Exposing and Quantifying Poor-Quality Data

16.08.2018

Nowadays there is a lot of talk about data and the different ways you can take advantage of it to get all kind of analytics and the different approaches that range from basic reporting to data self-service tools or even advanced algorithms and artificial intelligence.

What nobody talks about, however, is the quality of data that is required to obtain good results from all of these processes.

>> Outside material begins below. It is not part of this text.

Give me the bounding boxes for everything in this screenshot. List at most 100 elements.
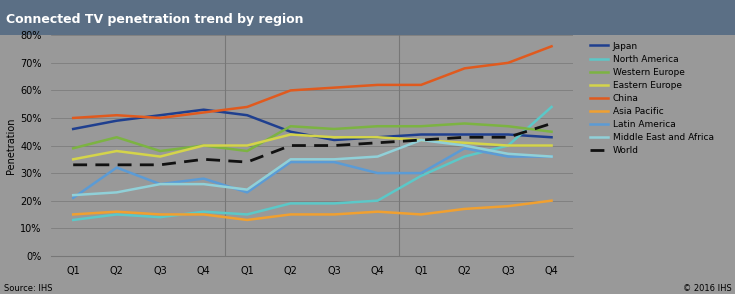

This article aims to be a basic guide on how to measure and quantify data quality, regardless of how and where this data is being stored.


Key Facts

The article "Bad Data Costs the U.S. $ 3 Trillion Per Year" by Thomas C. Redman published in the Harvard Business Review cites manufacturer data, such as the following:

"$3.1 trillion, IBM's estimate of the annual cost of data of poor quality, only in the United States in 2016."

"84% of CEOs are concerned about the quality of the data they’re basing decisions on.”

When there is a lack of confidence in the quality of the data, the confidence in the results is quickly lost, which causes subsequent obstacles and motivation to obtain greater information management initiatives, especially in data that is key to investment.


Secret Data Factories

As a personal judgment, I would dare to say that all companies have their own secret data factory in one or more areas, even if it is a tiny one. What I refer to as a "secret data factory" is what is shown in the chart below, that is, the set of additional, non-formal processes of validation, correction and homologation of data in an area of business in order to obtain a final data set that meets your needs to generate analysis, knowledge and value.
 


Illustration 1: General operation of a "Secret Data Factory"


In these factories are workers those who pay condemnation as they must invest extra time (commonly called "junk time") in operational work that generates unnecessary costs. Such data factories are expensive and are part of the $3.1 trillion per year that IBM refers on the article we mentioned earlier.

Unfortunately, this reality is underestimated or ignored by managers for various reasons. Either because sometimes the middle managers do not show them since they are not aware of the expense that they represent, or because they have come to consider it part of their team's work, to avoid confrontations with other areas, because they consider it part of departmental effectiveness or simply because there is a lack of inter and extra departmental communication.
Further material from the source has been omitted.